Security researchers say that DNS will remain a primary exploit target because many people don't understand the Internet's domain name system.
The unprecedented effort led by security researcher Dan Kaminsky to fix flaws in the Internet's domain name system earlier this year was only partially successful.

One in four DNS servers still does not perform source port randomization, according to a study conducted by Infoblox, a networking appliance vendor, and the Measurement Factory, a performance-testing and protocol-compliance consultancy.

Randomizing the server port used to send and receive DNS requests is one of the ways to mitigate the risk of distributed denial-of-service attacks and DNS cache poisoning, which can lead to the misdelivery or hijacking of Internet traffic.

The study also found that more than 40% of Internet name servers still allow recursive queries, and 30% of DNS servers allow zone transfers to arbitrary requesters. Such servers also are vulnerable to DDoS and cache poisoning.

"DNS is going to continue to be a vector of exploit because people just don't understand it," said Paul Parisi, CTO of DNSstuff, a company that offers online network diagnostic services.

With regard to the Kaminsky DNS vulnerability, a DNSstuff online survey of server administrators found that 9.6% haven't patched yet and that 21.9% didn't know if they were patched.

Parisi considers this to be pretty remarkable given all the publicity the Kaminsky flaw received. "If anything was publicized, the Kaminsky vulnerability was," he said. "It points more to the black-box nature of DNS. People don't understand it."
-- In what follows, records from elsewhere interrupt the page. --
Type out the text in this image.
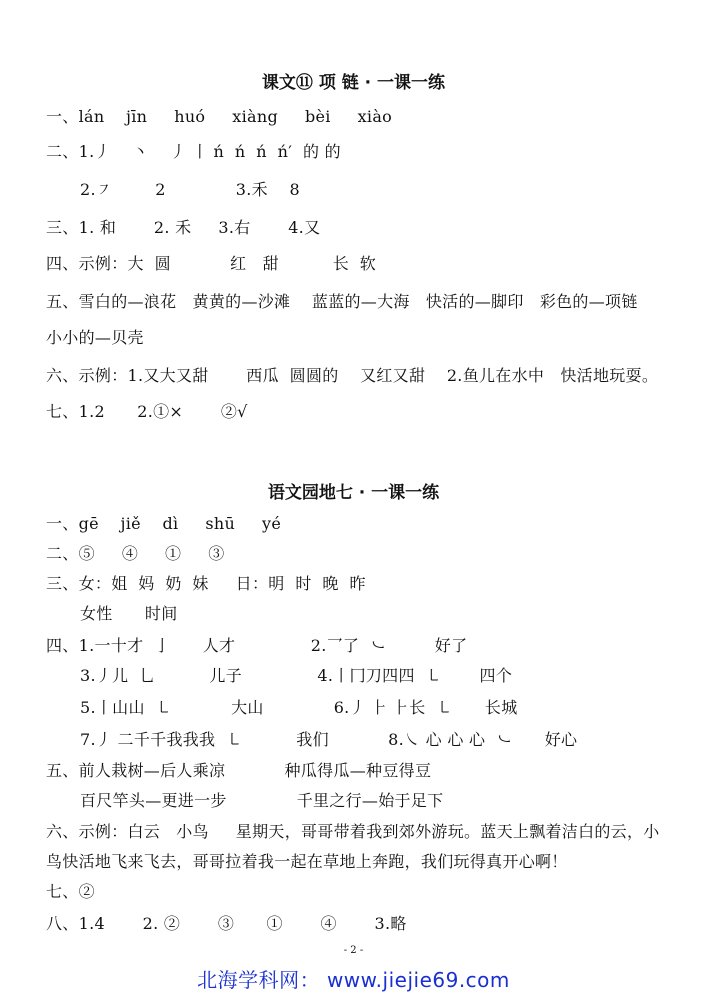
课文⑪ 项 链 · 一课一练
一、lán    jīn     huó     xiàng     bèi     xiào
二、1.丿    丶    丿 丨 ń  ń  ń  ń′  的 的
2.㇇        2             3.禾    8
三、1. 和       2. 禾     3.右       4.又
四、示例：大  圆           红   甜          长  软
五、雪白的—浪花   黄黄的—沙滩    蓝蓝的—大海   快活的—脚印   彩色的—项链
小小的—贝壳
六、示例：1.又大又甜       西瓜  圆圆的    又红又甜    2.鱼儿在水中   快活地玩耍。
七、1.2      2.①×       ②√
语文园地七 · 一课一练
一、gē    jiě    dì     shū     yé
二、⑤     ④     ①     ③
三、女：姐  妈  奶  妹     日：明  时  晚  昨
女性      时间
四、1.一十才  亅      人才              2.乛了  ㇃         好了
3.丿儿  乚          儿子              4.丨冂刀四四  ㇄       四个
5.丨山山  ㇄           大山             6.丿 ⺊ ⺊长  ㇄      长城
7.丿 二千千我我我  ㇄          我们           8.㇏ 心 心 心  ㇃      好心
五、前人栽树—后人乘凉           种瓜得瓜—种豆得豆
百尺竿头—更进一步             千里之行—始于足下
六、示例：白云   小鸟     星期天，哥哥带着我到郊外游玩。蓝天上飘着洁白的云，小
鸟快活地飞来飞去，哥哥拉着我一起在草地上奔跑，我们玩得真开心啊！
七、②
八、1.4       2. ②       ③      ①       ④       3.略
- 2 -
北海学科网： www.jiejie69.com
Not all the survey's findings represent bad news, however. About 90% of name servers that run the Berkeley Internet name domain DNS server software are using the most recent version of BIND 9. And with instances of Microsoft DNS Server down to 0.17% this year from 2.7% in 2007, "usage of unsecure Microsoft DNS servers connected to the Internet is vanishing." Finally, support for the sender policy framework, a protocol to identify forged e-mail addresses, increased from 12.6% to 16.7%.